Le défi du passage à l’échelle
Mais si l’Europe excelle dans la création de start-up en phase d’amorçage, elle peine encore à les accompagner efficacement dans leur croissance rapide. Comme le souligne l’ancien président de la BCE Mario Draghi dans un récent rapport, “les entreprises européennes ne parviennent souvent pas à passer avec succès le stade de la croissance”.
Un marché fragmenté
Première difficulté : la fragmentation du marché unique. Malgré les efforts d’harmonisation, les start-up doivent encore composer avec une mosaïque de réglementations nationales qui compliquent leur développement à l’échelle européenne. Des formalités administratives chronophages qui freinent leur agilité et leur capacité à se déployer rapidement sur de nouveaux marchés.
“C’est comme courir un 110 mètres haies avec 27 obstacles différents”, résume avec humour un entrepreneur français. “À chaque frontière, on doit s’adapter à de nouvelles règles, ce qui nous fait perdre un temps précieux.”
– Un entrepreneur français
L’accès aux financements
Autre frein majeur : l’accès aux financements nécessaires pour passer à l’échelle supérieure. Si les levées de fonds se multiplient, elles restent encore insuffisantes pour permettre aux start-up d’atteindre une taille critique. Avec un marché du capital-risque moins mature qu’aux États-Unis, les jeunes pousses peinent à trouver les investisseurs capables de les accompagner sur le long terme.
Les initiatives de Bruxelles
Consciente de ces enjeux, la Commission européenne multiplie les initiatives pour lever les barrières et stimuler la croissance des start-up. Avec l’arrivée d’une nouvelle commissaire dédiée au numérique, la Finlandaise Henna Virkkunen, Bruxelles entend bien donner un coup d’accélérateur.

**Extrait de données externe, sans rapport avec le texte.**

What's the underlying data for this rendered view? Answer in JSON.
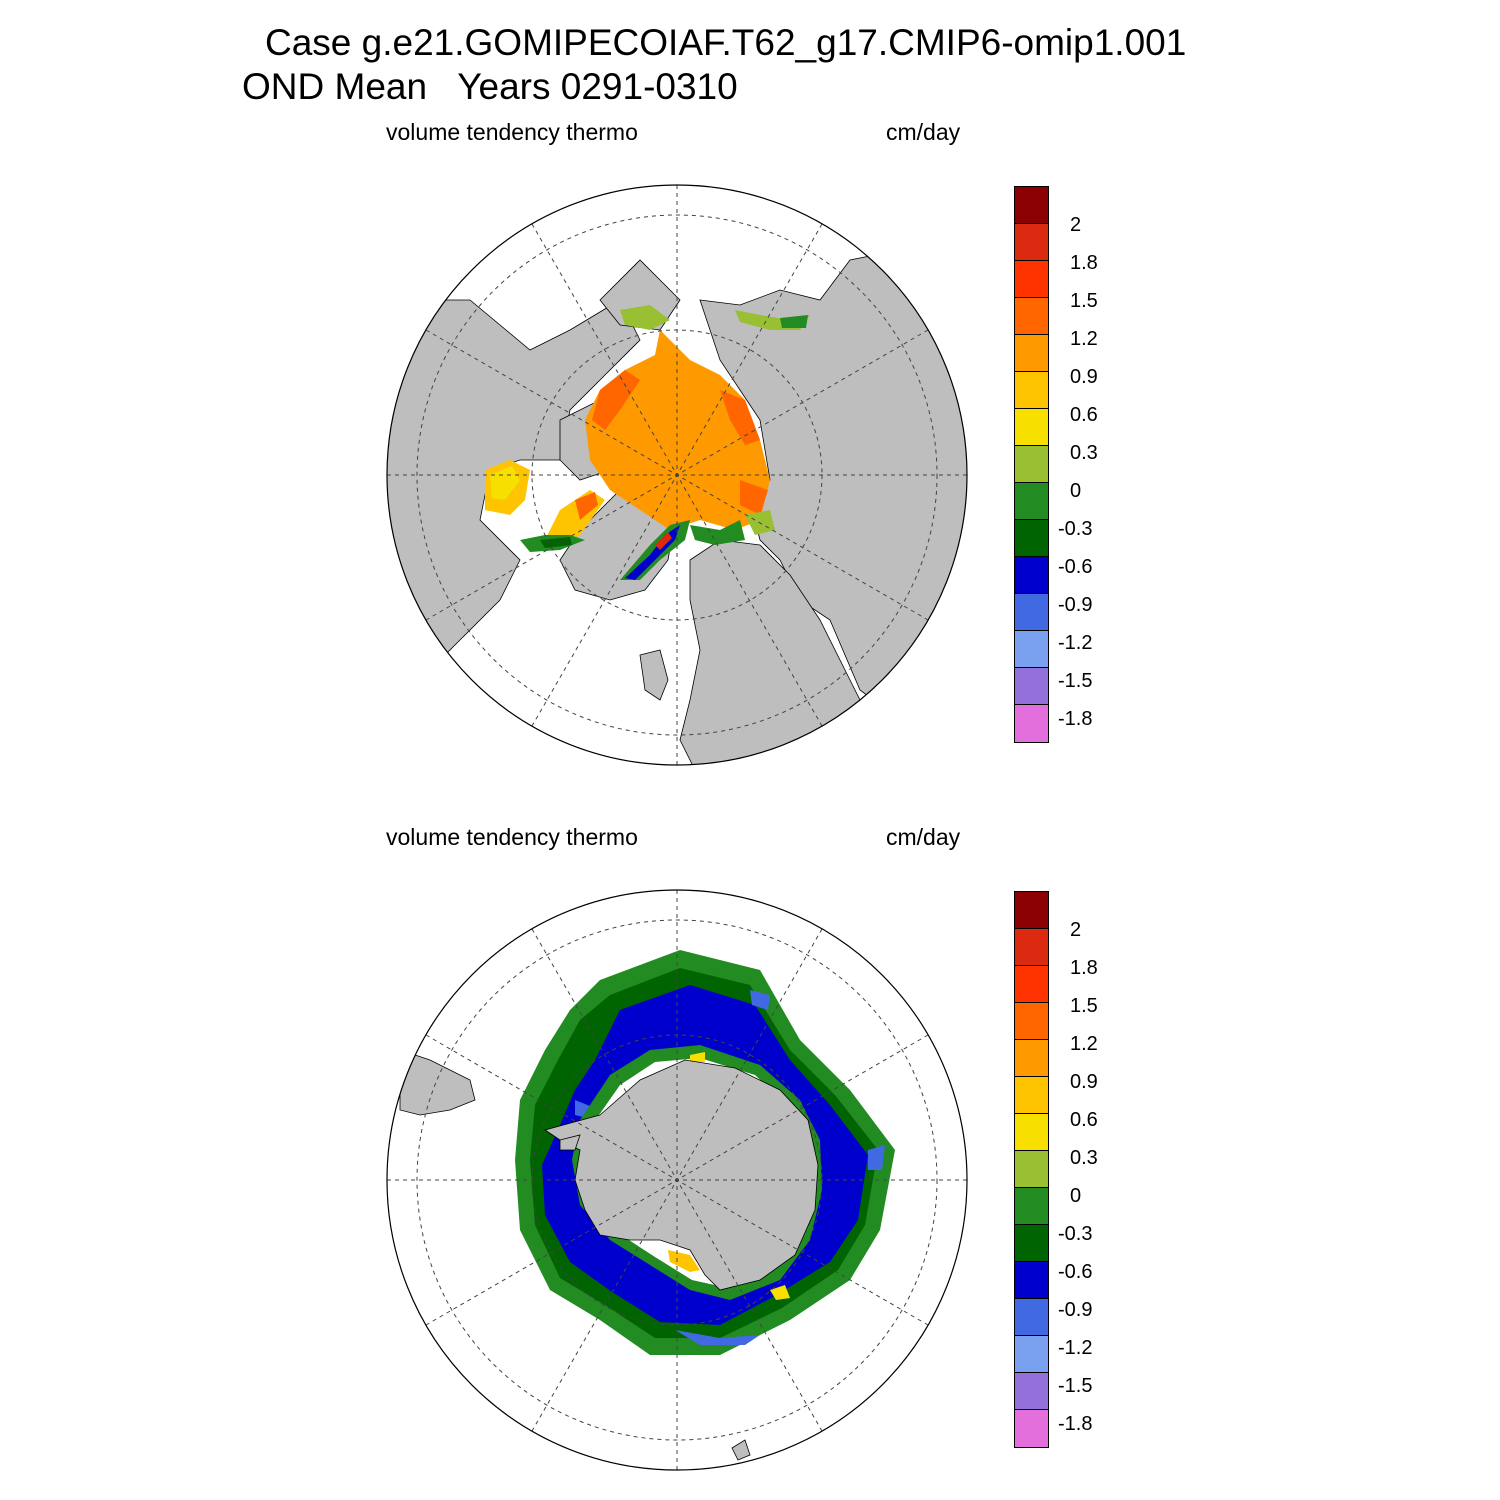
{
  "title": {
    "line1": "Case g.e21.GOMIPECOIAF.T62_g17.CMIP6-omip1.001",
    "line2": "OND Mean   Years 0291-0310"
  },
  "panels": [
    {
      "id": "north",
      "left_label": "volume tendency thermo",
      "right_label": "cm/day"
    },
    {
      "id": "south",
      "left_label": "volume tendency thermo",
      "right_label": "cm/day"
    }
  ],
  "colorbar": {
    "tick_labels": [
      "2",
      "1.8",
      "1.5",
      "1.2",
      "0.9",
      "0.6",
      "0.3",
      "0",
      "-0.3",
      "-0.6",
      "-0.9",
      "-1.2",
      "-1.5",
      "-1.8"
    ],
    "colors": [
      "#8b0000",
      "#dc2a10",
      "#ff3300",
      "#ff6600",
      "#ff9900",
      "#ffc400",
      "#f7e000",
      "#99bf33",
      "#228b22",
      "#006400",
      "#0000cd",
      "#4169e1",
      "#7aa0f0",
      "#9370db",
      "#e36fdc"
    ]
  },
  "map_colors": {
    "land": "#bebebe",
    "ocean": "#ffffff"
  }
}
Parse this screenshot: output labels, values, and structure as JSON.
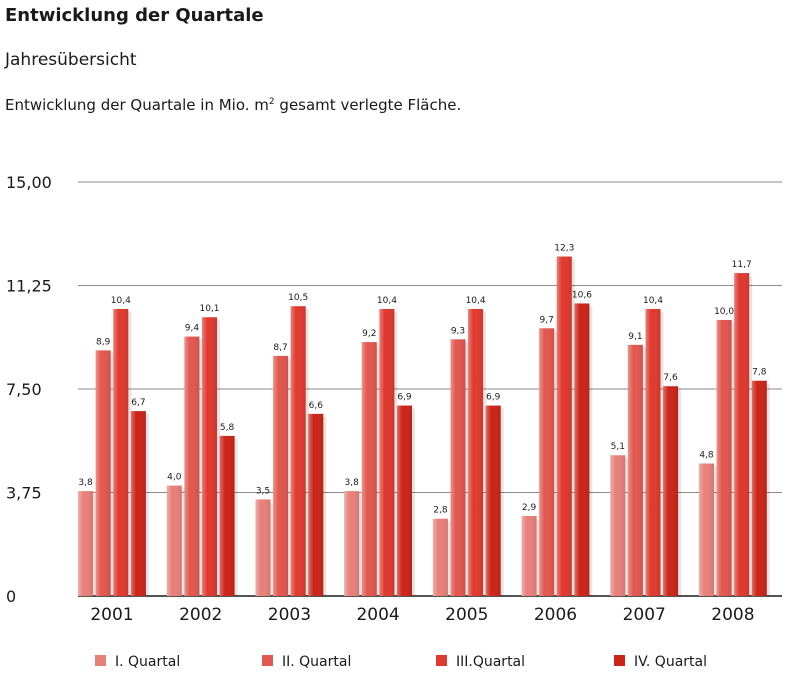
{
  "heading": {
    "title": "Entwicklung der Quartale",
    "subtitle": "Jahresübersicht",
    "caption_main": "Entwicklung der Quartale in Mio. m",
    "caption_sup": "2",
    "caption_rest": " gesamt verlegte Fläche."
  },
  "chart_data": {
    "type": "bar",
    "categories": [
      "2001",
      "2002",
      "2003",
      "2004",
      "2005",
      "2006",
      "2007",
      "2008"
    ],
    "series": [
      {
        "name": "I. Quartal",
        "color": "#e8807a",
        "values": [
          3.8,
          4.0,
          3.5,
          3.8,
          2.8,
          2.9,
          5.1,
          4.8
        ],
        "labels": [
          "3,8",
          "4,0",
          "3,5",
          "3,8",
          "2,8",
          "2,9",
          "5,1",
          "4,8"
        ]
      },
      {
        "name": "II. Quartal",
        "color": "#e2574f",
        "values": [
          8.9,
          9.4,
          8.7,
          9.2,
          9.3,
          9.7,
          9.1,
          10.0
        ],
        "labels": [
          "8,9",
          "9,4",
          "8,7",
          "9,2",
          "9,3",
          "9,7",
          "9,1",
          "10,0"
        ]
      },
      {
        "name": "III.Quartal",
        "color": "#e0392e",
        "values": [
          10.4,
          10.1,
          10.5,
          10.4,
          10.4,
          12.3,
          10.4,
          11.7
        ],
        "labels": [
          "10,4",
          "10,1",
          "10,5",
          "10,4",
          "10,4",
          "12,3",
          "10,4",
          "11,7"
        ]
      },
      {
        "name": "IV. Quartal",
        "color": "#cc2418",
        "values": [
          6.7,
          5.8,
          6.6,
          6.9,
          6.9,
          10.6,
          7.6,
          7.8
        ],
        "labels": [
          "6,7",
          "5,8",
          "6,6",
          "6,9",
          "6,9",
          "10,6",
          "7,6",
          "7,8"
        ]
      }
    ],
    "yticks": [
      0,
      3.75,
      7.5,
      11.25,
      15
    ],
    "ytick_labels": [
      "0",
      "3,75",
      "7,50",
      "11,25",
      "15,00"
    ],
    "ylim": [
      0,
      15
    ],
    "grid": true,
    "legend_position": "bottom"
  }
}
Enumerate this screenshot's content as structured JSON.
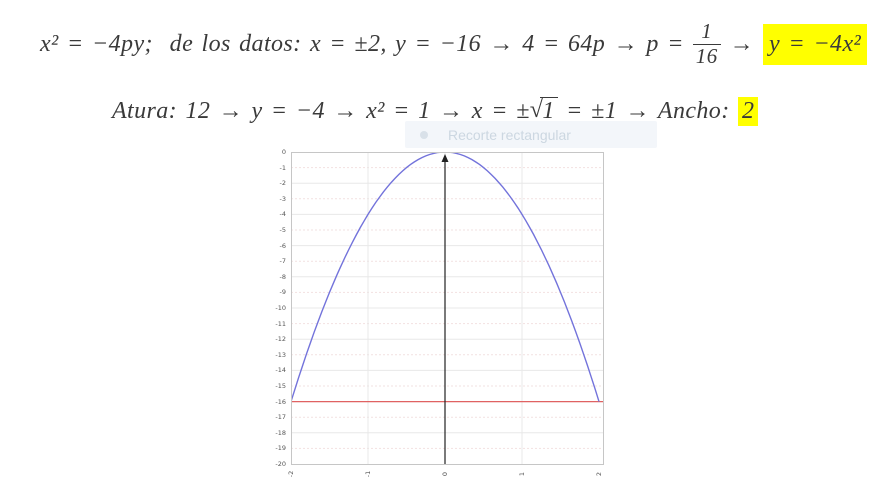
{
  "line1": {
    "pre": "x² = −4py;  de los datos: x = ±2, y = −16 → 4 = 64p → p =",
    "fraction": {
      "numerator": "1",
      "denominator": "16"
    },
    "arrow": "→",
    "highlight": "y = −4x²",
    "highlight_color": "#ffff00"
  },
  "line2": {
    "pre": "Atura: 12 → y = −4 → x² = 1 → x = ±",
    "sqrt_radicand": "1",
    "post": " = ±1 → Ancho: ",
    "highlight": "2",
    "highlight_color": "#ffff00"
  },
  "overlay": {
    "label": "Recorte rectangular",
    "icon": "bullet-dot"
  },
  "chart_data": {
    "type": "line",
    "title": "",
    "xlabel": "",
    "ylabel": "",
    "xlim": [
      -2,
      2
    ],
    "ylim": [
      -20,
      0
    ],
    "grid": true,
    "legend": "none",
    "x_tick_labels": [
      "-2",
      "-1",
      "0",
      "1",
      "2"
    ],
    "y_tick_labels": [
      "0",
      "-1",
      "-2",
      "-3",
      "-4",
      "-5",
      "-6",
      "-7",
      "-8",
      "-9",
      "-10",
      "-11",
      "-12",
      "-13",
      "-14",
      "-15",
      "-16",
      "-17",
      "-18",
      "-19",
      "-20"
    ],
    "series": [
      {
        "name": "parabola",
        "equation": "y = -4x²",
        "a": -4,
        "x_min": -2,
        "x_max": 2,
        "color": "#7373db",
        "vertex": [
          0,
          0
        ],
        "endpoints": [
          [
            -2,
            -16
          ],
          [
            2,
            -16
          ]
        ]
      },
      {
        "name": "horizontal-line",
        "equation": "y = -16",
        "y": -16,
        "color": "#e06262"
      }
    ],
    "axis_arrow": {
      "x": 0,
      "direction": "up",
      "color": "#222222"
    },
    "style": {
      "grid_major": "#e8e8e8",
      "grid_minor": "#f2e1e1",
      "border": "#c6c6c6",
      "tick_color": "#555555"
    }
  }
}
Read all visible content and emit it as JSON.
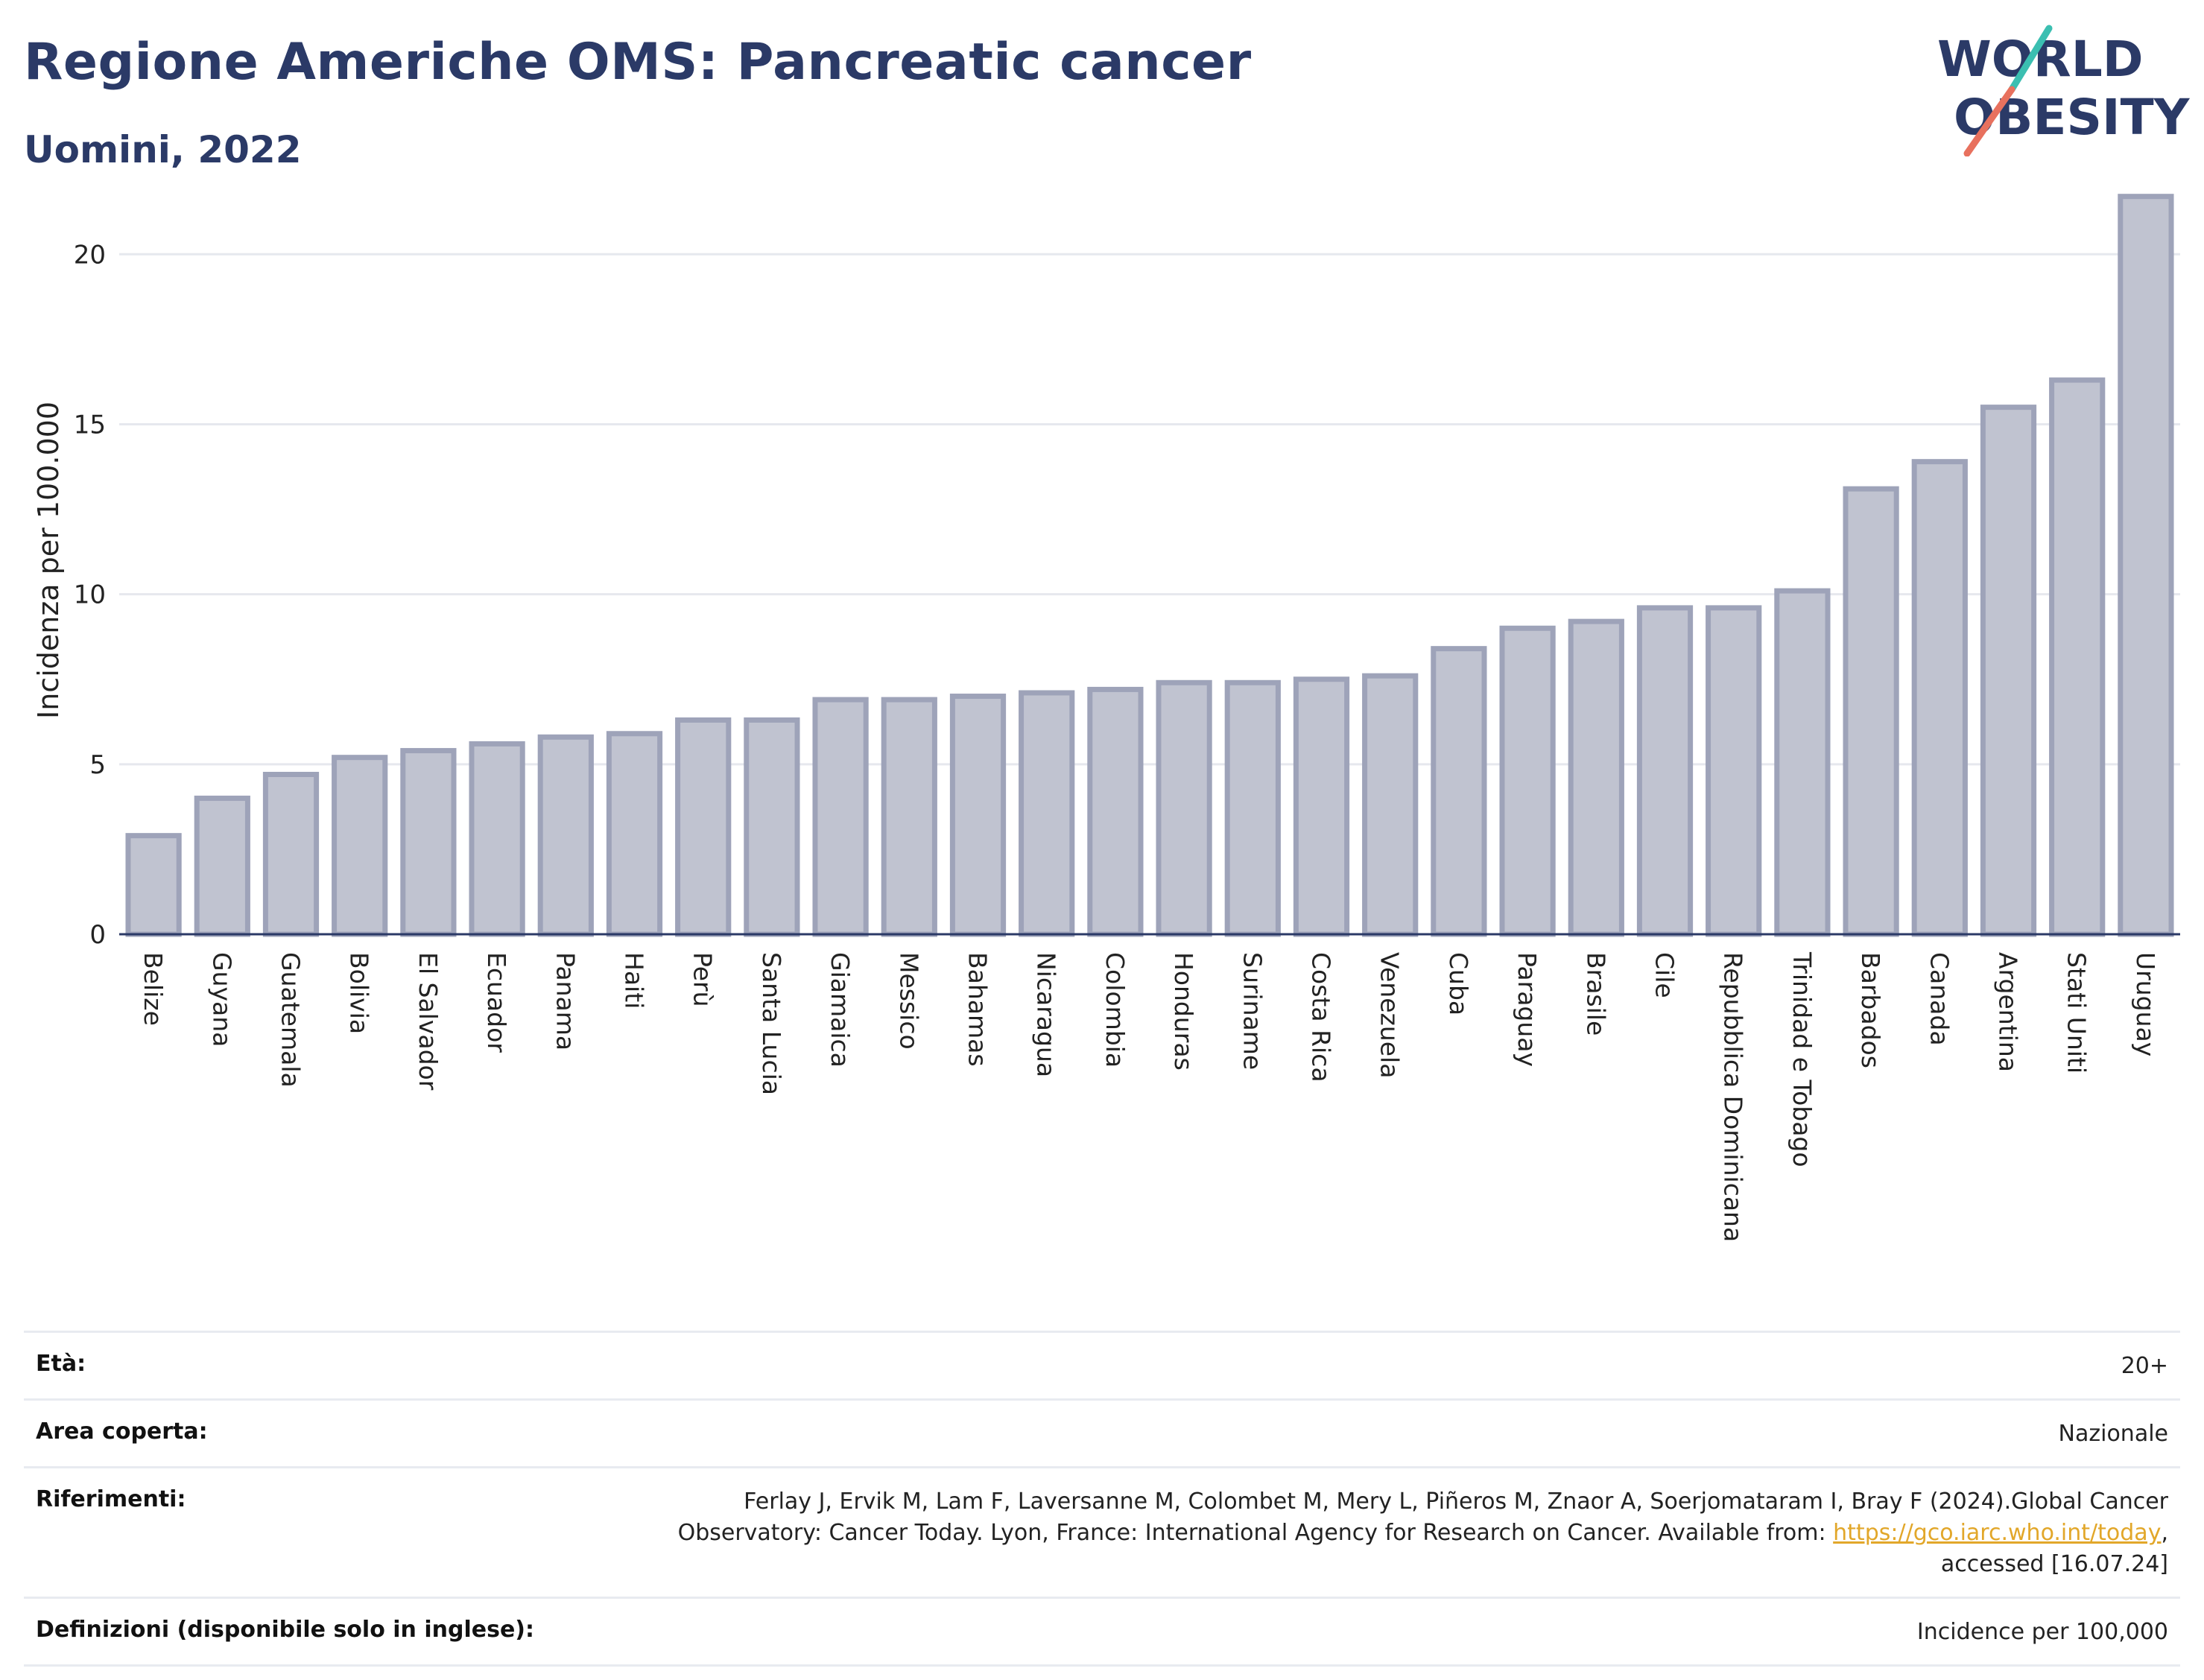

Vers une harmonisation réglementaire
Parmi les chantiers prioritaires figure l’harmonisation réglementaire. L’objectif : simplifier et uniformiser les règles applicables aux start-up à travers l’Union, afin de leur permettre de se développer plus facilement par-delà les frontières. Des “scale-up visas” sont également à l’étude pour attirer les talents étrangers et combler les besoins en compétences.
Faciliter l’accès aux financements
Côté financement, la Commission planche sur la création d’un “Fonds européen pour la souveraineté technologique”, doté de plusieurs milliards d’euros, pour soutenir les start-up les plus prometteuses. Une initiative saluée par les acteurs de l’écosystème, qui y voient un moyen de combler le retard sur les géants américains et chinois.
Reste à transformer l’essai et à concrétiser ces ambitions sur le terrain. Car si les start-up européennes ne manquent pas de potentiel, elles ont plus que jamais besoin d’un soutien institutionnel fort pour libérer leur pleine capacité d’innovation et de conquête. Un défi que l’UE se doit de relever, sous peine de voir ses pépites partir sous d’autres cieux.
Une mobilisation de tout l’écosystème
Mais les pouvoirs publics ne pourront pas relever seuls ce défi. C’est tout l’écosystème européen qui doit se mobiliser pour offrir aux start-up un terrain de jeu propice à leur développement. Des incubateurs aux accélérateurs en passant par les investisseurs providentiels, chaque maillon de la chaîne a un rôle clé à jouer pour faire émerger les futurs champions européens du numérique.
Une dynamique vertueuse qui commence à porter ses fruits, comme en témoigne l’émergence de licornes toujours plus nombreuses aux quatre coins du continent. Des success stories inspirantes qui prouvent que l’Europe a tous les atouts en main pour jouer dans la cour des grands. À condition de se donner les moyens de ses ambitions.